M : Oui, tout à fait. Il y a 400 cas de répression recensés au sein de la SNCF, 400 procédures disciplinaires ou pénales qui sont liées au mouvement du printemps dernier contre la loi Travail. Ce n’est donc pas un hasard qu’il y ait 400 cas de répression d’un coup, qui aboutissent en plus à des sanctions très lourdes comme ma radiation, ou 60 000 euros d’amende, ou des peines de prison avec sursis. Ou certains syndicalistes qui sont menacés de licenciement, ou qui ont un dernier avertissement, ce qui veut dire que pendant un an ils doivent faire attention à tout ce qu’ils disent parce que la boîte peut les licencier à n’importe quel moment. Mais si la boîte fait tout ça, si elle mène cette politique de répression lourde, c’est pour préparer le terrain des changements à venir. Dans nos réglementations à la SNCF, ils ont mis un peu de la loi El Khomri dedans, avec l’article 49 qui est une espèce d’inversion des normes version chemin de fer, qui leur permet de déroger aux règles de notre RH sous couvert de raisons économiques et de redescendre jusqu’à la convention de branche. À partir de là, tu te rends compte qu’il va y avoir des conflits. Et donc comment ils pourraient faire passer de telles attaques si ceux et celles qui sont à la pointe du combat, qui sont sur le terrain pour défendre les collègues, comme moi ou sans doute les 400 autres, sont là pour l’empêcher ? C’est ça leur objectif, car ce ne sont pas des militants de la CFDT qui sont victimes de la répression aujourd’hui. Si les plus durs se font casser les ailes, derrière ça va être plus facile pour la direction d’attaquer l’ensemble de cheminots.

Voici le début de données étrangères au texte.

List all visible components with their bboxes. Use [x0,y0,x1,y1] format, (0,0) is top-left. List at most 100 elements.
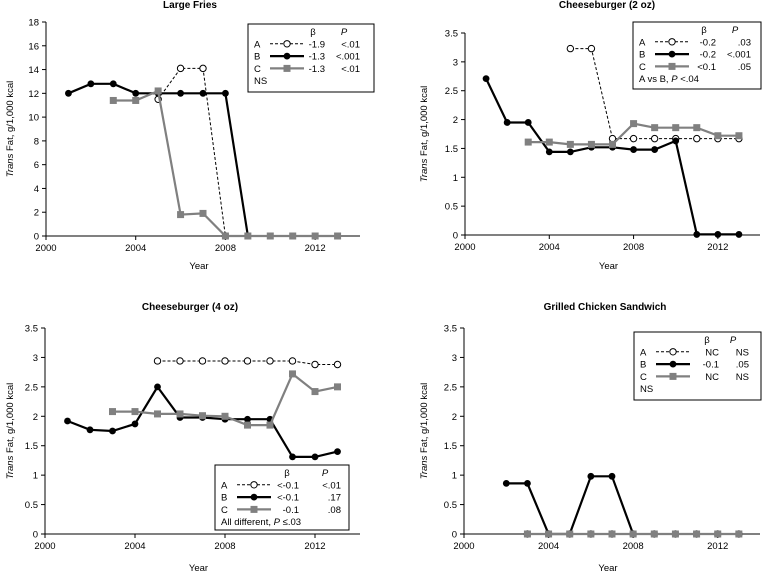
legend-row-label: C [639,62,646,73]
x-axis-label: Year [598,563,617,574]
series-c-point [289,232,297,240]
series-b-point [154,383,161,391]
series-a-point [153,357,162,365]
y-tick-label: 1 [33,471,38,482]
series-b-point [714,231,722,238]
series-c-point [154,410,161,418]
legend-beta-value: -0.2 [700,50,716,61]
legend-header-beta: β [704,335,710,346]
series-c-point [334,232,342,240]
series-c-point [566,530,574,538]
legend-box [247,23,375,93]
series-c-point [176,410,184,418]
legend-row-label: A [221,480,228,491]
legend-p-value: <.01 [322,480,341,491]
series-c-point [311,232,319,240]
series-a-point [176,64,185,73]
legend-header-p: P [730,335,737,346]
legend-row-label: B [254,52,260,63]
x-tick-label: 2004 [124,541,145,552]
series-b-point [109,80,117,88]
series-a-point [629,134,638,143]
series-c-point [199,412,206,420]
series-b-point [651,146,659,153]
x-axis-label: Year [189,261,208,272]
series-c-point [545,530,553,538]
y-tick-label: 1.5 [25,441,38,452]
series-b-point [503,119,511,126]
series-b-point [289,453,296,461]
legend-beta-value: <-0.1 [277,480,299,491]
series-c-point [523,530,531,538]
series-c-point [609,140,616,148]
legend-p-value: .05 [738,62,751,73]
series-c-point [735,132,743,140]
legend-header-p: P [322,468,329,479]
legend-p-value: .05 [736,360,749,371]
y-tick-label: 0 [33,530,38,541]
y-tick-label: 2 [33,412,38,423]
x-tick-label: 2004 [539,242,560,253]
series-a-point [176,357,184,365]
x-tick-label: 2012 [707,541,728,552]
legend-row-label: C [221,505,228,516]
legend-marker-sample [250,481,258,489]
series-c-point [199,209,207,217]
series-a-line [157,67,226,237]
legend-p-value: .03 [738,37,751,48]
y-tick-label: 10 [28,113,39,124]
series-b-point [222,89,229,97]
legend-marker-sample [669,348,677,356]
legend-row-label: B [639,50,645,61]
series-c-point [131,408,139,416]
series-c-point [672,124,680,132]
y-tick-label: 2.5 [444,382,457,393]
series-a-point [587,44,596,53]
legend-header-p: P [341,27,348,38]
y-tick-label: 16 [28,41,39,52]
legend-beta-value: -0.1 [283,505,299,516]
legend: β P A -1.9 <.01 B -1.3 <.001 C -1.3 <.01 NS [247,23,375,93]
legend-p-value: <.01 [341,39,360,50]
legend-beta-value: -1.3 [309,64,325,75]
legend-marker-sample [283,40,291,48]
x-tick-label: 2008 [623,242,644,253]
series-b-point [630,146,637,153]
series-a-point [650,134,659,143]
x-tick-label: 2012 [304,541,325,552]
x-axis-label: Year [189,563,208,574]
series-b-point [566,148,574,156]
series-a-point [288,357,297,365]
series-c-point [109,408,116,416]
y-tick-label: 0 [453,231,458,242]
x-tick-label: 2008 [623,541,644,552]
legend-marker-sample [668,38,676,46]
legend-marker-sample [669,372,677,380]
series-a-point [266,357,274,365]
series-b-point [65,89,72,97]
series-c-point [244,421,251,429]
series-c-point [221,412,229,420]
y-tick-label: 2 [34,208,39,219]
legend-p-value: NS [736,372,749,383]
legend-marker-sample [250,493,258,501]
series-b-point [693,231,701,238]
y-tick-label: 2.5 [25,382,38,393]
y-tick-label: 2 [452,412,457,423]
y-tick-label: 6 [34,160,39,171]
legend-header-beta: β [284,468,290,479]
series-b-point [132,89,140,97]
series-c-point [244,232,252,240]
chart-panel-1: Large Fries 0 2 4 6 8 10 12 14 16 18 2000 2004 2008 20… [5,0,375,272]
legend-row-label: B [221,493,227,504]
series-b-point [64,417,71,425]
series-c-point [311,388,319,396]
legend-p-value: <.001 [336,52,360,63]
legend-header-beta: β [701,25,707,36]
series-b-line [67,384,338,458]
y-tick-label: 3.5 [25,324,38,335]
series-a-point [198,357,207,365]
legend-box [633,331,762,401]
x-tick-label: 2004 [538,541,559,552]
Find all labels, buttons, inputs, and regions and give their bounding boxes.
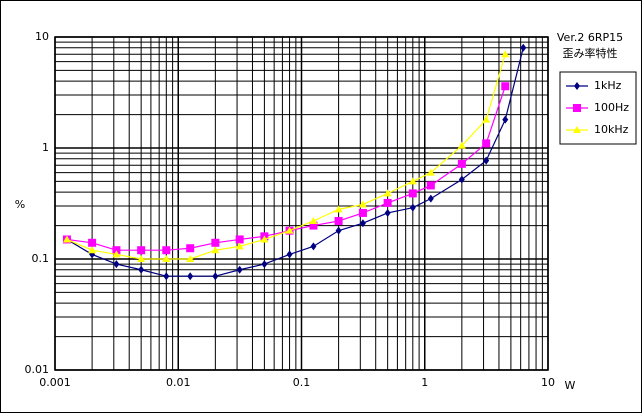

Le 14 juin, on était des milliers dans la rue, tous ensemble, mais aujourd’hui on se fait emmerder chacun dans son coin. À un moment donné, il faut vraiment qu’on se rassemble, qu’on montre notre force en étant unis et solidaires. Le 19 et 20 octobre à Amiens, c’était un premier pas en ce sens, où on s’est tous rassemblés en cherchant à être ensemble, avec les nombreux témoignages et cas de répression qu’on a vu défiler sur scène. La convergence de luttes est fondamentale, au-delà des cheminots, il faut chercher à faire converger les différents secteurs. Le 11 janvier il y a une nouvelle journée de mobilisation à Amiens pour la relaxe des Goodyear, mais c’est aussi une journée de mobilisation où on peut tous se rassembler. Il faut qu’on soit nombreux à nouveau, c’est une manière de dire au gouvernement qu’on ne se laissera pas faire, qu’on ne laissera pas les militants aller en taule, qu’on ne laissera pas les violences policières et la répression impunies, que ce soit les jeunes dans les quartiers ou les syndicalistes dans les boîtes, il faut vraiment qu’on se réunisse, qu’on lutte ensemble.